As a share of GDP, new lending was steady at about 11% before 2008 but then declined consistently up until 2014 to less than 7% (Figure 17). The largest percentage point declines are registered in Spain, Slovenia, Cyprus and Ireland (Figure 19). In contrast, the change between the periods 2003-2007 and 2008-2013 is relatively more stable across countries, with the exception of Spain and Portugal (which show large declines) and Slovenia (which shows large increases).
Given the above trends in lending flows, declines in lending stocks are expected. Total volume of outstanding loans both to small and large companies, shown in Figure 20, declined in January 2015 by approximately 12% (down to EUR 4.3 trillion) compared to the peak in January 2009 (EUR 4.9 trillion). As the data does not differentiate between small and large loans, the actual share of SMEs in the total outstanding loans is not known. Given, however, a higher decrease in new SME lending compared to large corporates, it is expected that the SME share in outstanding loans also decreased.

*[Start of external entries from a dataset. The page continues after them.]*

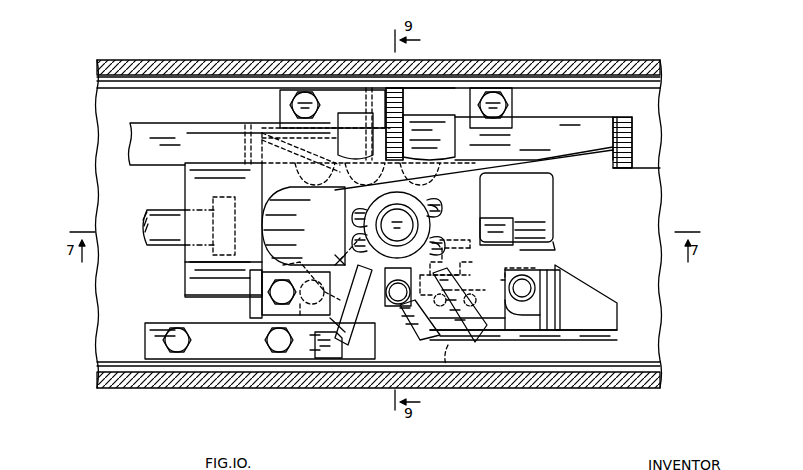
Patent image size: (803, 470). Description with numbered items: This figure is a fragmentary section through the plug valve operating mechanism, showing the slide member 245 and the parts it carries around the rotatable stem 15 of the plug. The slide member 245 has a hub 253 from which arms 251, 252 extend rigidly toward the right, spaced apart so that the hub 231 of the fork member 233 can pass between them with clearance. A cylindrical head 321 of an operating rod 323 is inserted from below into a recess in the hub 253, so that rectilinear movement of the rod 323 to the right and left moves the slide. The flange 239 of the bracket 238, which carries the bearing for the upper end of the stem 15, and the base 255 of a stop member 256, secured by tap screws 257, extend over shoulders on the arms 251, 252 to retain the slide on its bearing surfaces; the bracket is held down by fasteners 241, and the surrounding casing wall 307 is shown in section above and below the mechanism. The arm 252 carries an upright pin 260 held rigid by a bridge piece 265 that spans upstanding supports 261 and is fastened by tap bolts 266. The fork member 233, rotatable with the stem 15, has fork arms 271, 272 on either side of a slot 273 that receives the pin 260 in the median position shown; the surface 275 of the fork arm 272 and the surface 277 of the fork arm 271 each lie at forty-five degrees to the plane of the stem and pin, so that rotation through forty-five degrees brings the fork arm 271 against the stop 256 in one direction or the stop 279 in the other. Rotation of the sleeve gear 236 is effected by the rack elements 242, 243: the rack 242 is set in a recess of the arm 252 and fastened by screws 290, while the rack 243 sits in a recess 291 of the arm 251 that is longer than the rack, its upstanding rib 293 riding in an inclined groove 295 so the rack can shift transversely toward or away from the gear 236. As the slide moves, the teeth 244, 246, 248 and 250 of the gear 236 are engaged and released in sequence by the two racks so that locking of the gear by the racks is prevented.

The stem 15 is at (392, 226).
The hub 231 is at (432, 215).
The fork member 233 is at (436, 240).
The gear 236 is at (470, 195).
The bracket 238 is at (432, 140).
The flange 239 is at (437, 95).
The bolt 241 is at (303, 100).
The rack element 242 is at (530, 325).
The rack element 243 is at (250, 130).
The tooth 244 is at (442, 260).
The slide member 245 is at (183, 189).
The tooth 246 is at (401, 264).
The tooth 248 is at (347, 205).
The tooth 250 is at (408, 182).
The arm 251 is at (557, 135).
The arm 252 is at (595, 295).
The hub 253 is at (188, 270).
The base 255 is at (230, 360).
The stop member 256 is at (320, 358).
The tap screws 257 is at (265, 341).
The upright pin 260 is at (305, 280).
The upstanding support 261 is at (505, 280).
The bridge piece 265 is at (252, 274).
The tap bolts 266 is at (268, 290).
The fork arm 271 is at (476, 340).
The fork arm 272 is at (380, 345).
The slot 273 is at (384, 292).
The surface 275 is at (365, 395).
The surface 277 is at (480, 260).
The stop 279 is at (514, 230).
The screws 290 is at (444, 300).
The recess 291 is at (244, 145).
The upstanding rib 293 is at (304, 140).
The inclined groove 295 is at (375, 103).
The wall 307 is at (232, 60).
The cylindrical head 321 is at (224, 196).
The operating rod 323 is at (147, 233).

It appears that the decreases in post-crisis lending stocks are larger in countries that experienced the highest pre-crisis expansions. This relationship can be observed in Figure 21, which shows, on the x-axis, the percentage increase in stocks in January 2009 relative to January 2003. The y-axis shows the percentage decrease in stocks in January 2015 relative to January 2009. For example, Ireland, Spain and Slovenia show both the largest pre-crisis expansions and subsequent post-crisis contractions.